Since 2018, Paul Wilcox has travelled the length and breadth of Derbyshire, collecting clapped-out and rusting bicycles and lovingly restoring them to full health. He pushes leaflets through people’s doors, urging them to call him if they have any bikes knocking around their homes that are no longer used.
When he started, he wasn’t sure how popular it would be. But it quickly took off says Wilcox, a 67-year-old from the village of Breaston, between Derby and Nottingham. “People kept ringing me and saying, ‘we have bikes here’, and it snowballed.”
Wilcox, who found second life as an amateur bike mechanic after retiring from his car sales business in 2018, restores old bikes to raise funds for Treetops, a local hospice. He was shocked when he raised his first grand: “I couldn’t believe we’d reached £1,000 from selling secondhand bikes”. That was only the beginning. Over the years, Pushbike Paul, as he’s known to the staff at Treetops, has raised nearly £60,000 through the sale of over a thousand bikes.

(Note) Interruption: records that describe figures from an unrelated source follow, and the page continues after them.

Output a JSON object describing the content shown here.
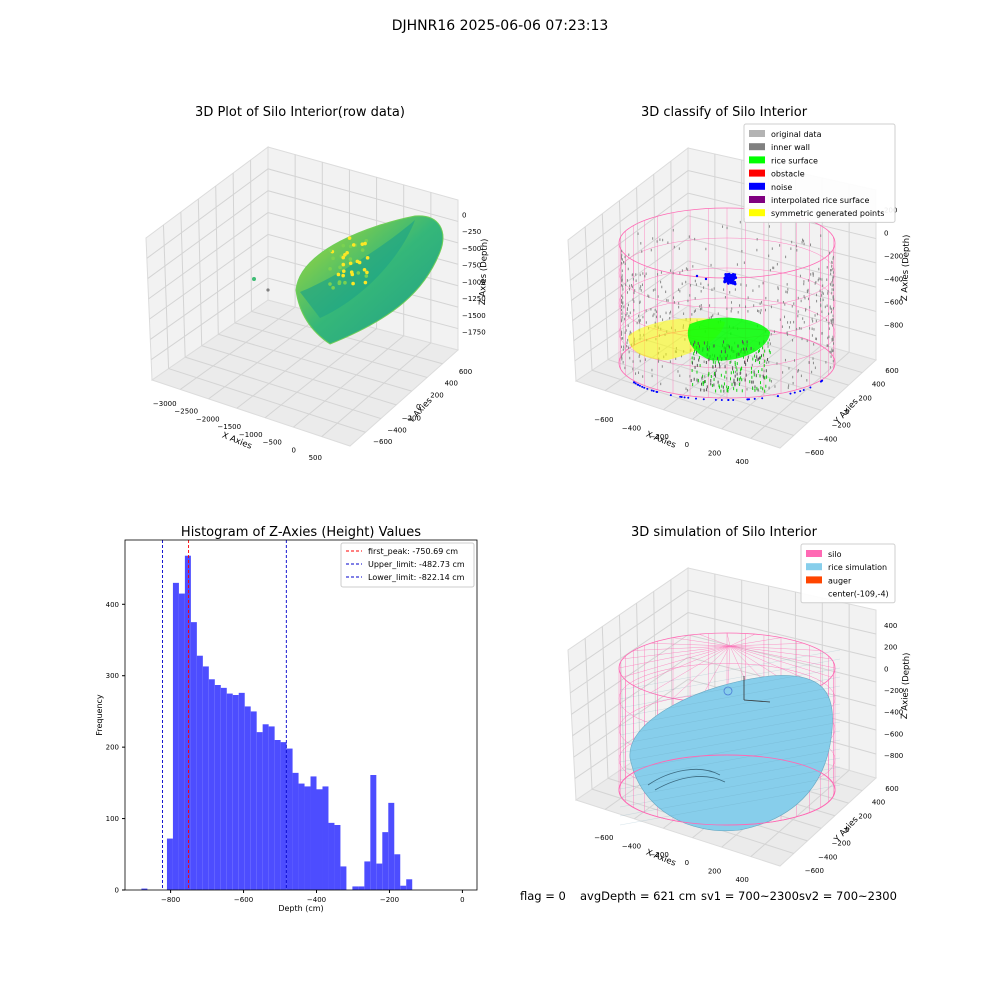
{
  "suptitle": "DJHNR16 2025-06-06 07:23:13",
  "footer": {
    "flag": "flag = 0",
    "avg_depth": "avgDepth = 621 cm",
    "sv1": "sv1 = 700~2300",
    "sv2": "sv2 = 700~2300"
  },
  "colors": {
    "histogram_bar": "#4d4dff",
    "first_peak_line": "#ff0000",
    "limit_line": "#0000cc",
    "silo_wire": "#ff69b4",
    "rice_simulation": "#87ceeb",
    "auger": "#ff4500",
    "rice_surface": "#00ff00",
    "noise": "#0000ff",
    "inner_wall": "#808080",
    "original_data": "#b3b3b3",
    "interpolated_rice_surface": "#800080",
    "symmetric_generated_points": "#ffff00",
    "obstacle": "#ff0000"
  },
  "chart_data": [
    {
      "type": "scatter3d",
      "title": "3D Plot of Silo Interior(row data)",
      "xlabel": "X Axies",
      "ylabel": "Y Axies",
      "zlabel": "Z Axies (Depth)",
      "x_ticks": [
        "−3000",
        "−2500",
        "−2000",
        "−1500",
        "−1000",
        "−500",
        "0",
        "500"
      ],
      "y_ticks": [
        "−600",
        "−400",
        "−200",
        "0",
        "200",
        "400",
        "600"
      ],
      "z_ticks": [
        "0",
        "−250",
        "−500",
        "−750",
        "−1000",
        "−1250",
        "−1500",
        "−1750"
      ],
      "colormap": "viridis",
      "description_surface": "bowl-shaped point cloud"
    },
    {
      "type": "scatter3d",
      "title": "3D classify of Silo Interior",
      "xlabel": "X Axies",
      "ylabel": "Y Axies",
      "zlabel": "Z Axies (Depth)",
      "x_ticks": [
        "−600",
        "−400",
        "−200",
        "0",
        "200",
        "400"
      ],
      "y_ticks": [
        "−600",
        "−400",
        "−200",
        "0",
        "200",
        "400",
        "600"
      ],
      "z_ticks": [
        "200",
        "0",
        "−200",
        "−400",
        "−600",
        "−800"
      ],
      "legend": [
        {
          "label": "original data",
          "color": "#b3b3b3"
        },
        {
          "label": "inner wall",
          "color": "#808080"
        },
        {
          "label": "rice surface",
          "color": "#00ff00"
        },
        {
          "label": "obstacle",
          "color": "#ff0000"
        },
        {
          "label": "noise",
          "color": "#0000ff"
        },
        {
          "label": "interpolated rice surface",
          "color": "#800080"
        },
        {
          "label": "symmetric generated points",
          "color": "#ffff00"
        }
      ],
      "legend_position": "top-right"
    },
    {
      "type": "bar",
      "title": "Histogram of Z-Axies (Height) Values",
      "xlabel": "Depth (cm)",
      "ylabel": "Frequency",
      "xlim": [
        -925,
        40
      ],
      "ylim": [
        0,
        490
      ],
      "x_ticks": [
        -800,
        -600,
        -400,
        -200,
        0
      ],
      "x_tick_labels": [
        "−800",
        "−600",
        "−400",
        "−200",
        "0"
      ],
      "y_ticks": [
        0,
        100,
        200,
        300,
        400
      ],
      "bin_start": -810,
      "bin_width": 16.4,
      "values": [
        72,
        430,
        415,
        468,
        375,
        328,
        313,
        295,
        287,
        283,
        275,
        273,
        276,
        257,
        250,
        221,
        232,
        229,
        210,
        207,
        198,
        164,
        149,
        145,
        159,
        141,
        145,
        94,
        91,
        33,
        0,
        5,
        5,
        40,
        161,
        37,
        81,
        122,
        50,
        6,
        15
      ],
      "outliers": [
        {
          "x": -880,
          "value": 2
        }
      ],
      "vlines": [
        {
          "name": "first_peak",
          "x": -750.69,
          "label": "first_peak: -750.69 cm",
          "color": "#ff0000"
        },
        {
          "name": "upper_limit",
          "x": -482.73,
          "label": "Upper_limit: -482.73 cm",
          "color": "#0000cc"
        },
        {
          "name": "lower_limit",
          "x": -822.14,
          "label": "Lower_limit: -822.14 cm",
          "color": "#0000cc"
        }
      ],
      "legend_position": "top-right",
      "grid": false
    },
    {
      "type": "surface3d",
      "title": "3D simulation of Silo Interior",
      "xlabel": "X Axies",
      "ylabel": "Y Axies",
      "zlabel": "Z Axies (Depth)",
      "x_ticks": [
        "−600",
        "−400",
        "−200",
        "0",
        "200",
        "400"
      ],
      "y_ticks": [
        "−600",
        "−400",
        "−200",
        "0",
        "200",
        "400",
        "600"
      ],
      "z_ticks": [
        "400",
        "200",
        "0",
        "−200",
        "−400",
        "−600",
        "−800"
      ],
      "legend": [
        {
          "label": "silo",
          "color": "#ff69b4"
        },
        {
          "label": "rice simulation",
          "color": "#87ceeb"
        },
        {
          "label": "auger",
          "color": "#ff4500"
        },
        {
          "label": "center(-109,-4)",
          "color": ""
        }
      ],
      "legend_position": "top-right"
    }
  ]
}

“Paul has made the bike scheme a part of his life, putting smiles on the faces of those who can’t afford a new bike, knowing the proceeds are helping those who need it the most,” says Adela Appleby, head of community relationships at the hospice.
Wilcox has longstanding ties to Treetops, a hospice that provides care and emotionally support to terminally ill people: his father worked there as a volunteer gardener until he was 90. “There’s a picture of him in the local paper,” Wilcox says proudly. His wife also volunteered at the hospice for more than a decade, driving the minibus for guests.
“They give such important service to the local community in their final days,” says Wilcox. “We know loads of friends and neighbours who’ve been looked after by them.”
Despite his support, Wilcox rarely ventures into the hospice. “I hate to think of my own mortality,” he says. “It’s a bit too early for that, hopefully.”
Bicycle maintenance is something that Wilcox has done since childhood. He grew up on a council estate in Nottingham. His first bicycle was a secondhand Raleigh that his parents bought from a neighbour. “It weighed a ton and had rod brakes,” says Wilcox. “It was so heavy. You almost had to push it up hills.” He’d cycle it to and from school, a mile each way. If anything went wrong, Wilcox repaired it himself. “I always enjoyed fiddling with it,” he says. “Us kids were always fixing bikes for other people.”
To this day, he enjoys a challenge. “If something is broken, I want to repair it, not buy a new one. Today everything is just throwaway – no one ever wants to repair anything. If a car breaks down you fit a new part. Whereas we’d always take things to pieces, and repair them.”
Wilcox receives a daily delivery of up to seven bikes, dropped off to his home by fellow volunteers, and starts work on them in his garden. Sometimes he’ll fix five or six in a day. “On an average week, it’s bikes, bikes and more bikes,” he says.
He rarely struggles to repair a bike, but if he does, “we take as many bits off them as we can retrieve, and scrap the rest.” They typically sell for about £50, but some go for as little as £25. The most expensive bike he’s ever resold was £400. Wilcox is never tempted to keep any of them for himself. “I don’t ride a special bike,” he says. “Just a run of the mill mountain bike which I’ve had for years.”
His bicycle restoration efforts kicked up a gear in 2020. “When lockdown hit,” he says, the hospice was “massively underfunded, because all the charity shops had to close.” Wilcox upped his efforts to help claw back the much-needed funds. But despite all the bikes that come to him, he never gets tired of it. “It’s silly really,” he says. “It’s not like work.”
When asked what he would like for his Guardian angel treat, Wilcox initially suggests getting someone to sort out his will, before “I go bongaloo.” But when I say that might be a bit morbid, he tells me that he’s a lifelong Formula One fan – he’s camped out at Silverstone to watch the British Grand Prix, and hardly ever misses a race on TV. It would be a dream to see how a Formula One car gets made, he tells me.
Mercedes offers Wilcox and a friend a personalised tour of their UK headquarters and factory in Bracknell, and on a sunny June morning, he sees where the magic happens.
We speak a few days after his visit. “I’m still buzzing from it now,” he says. “God. Where to start?” Wilcox saw how the cars are built, the bodywork up close, and the gearbox. “The tech is mindblowing,” he says, amazed by how the Mercedes team works to measurements less than the width of a human hair. “It was an unbelievable day,” the amateur mechanic says. “I will remember it for the rest of my life.”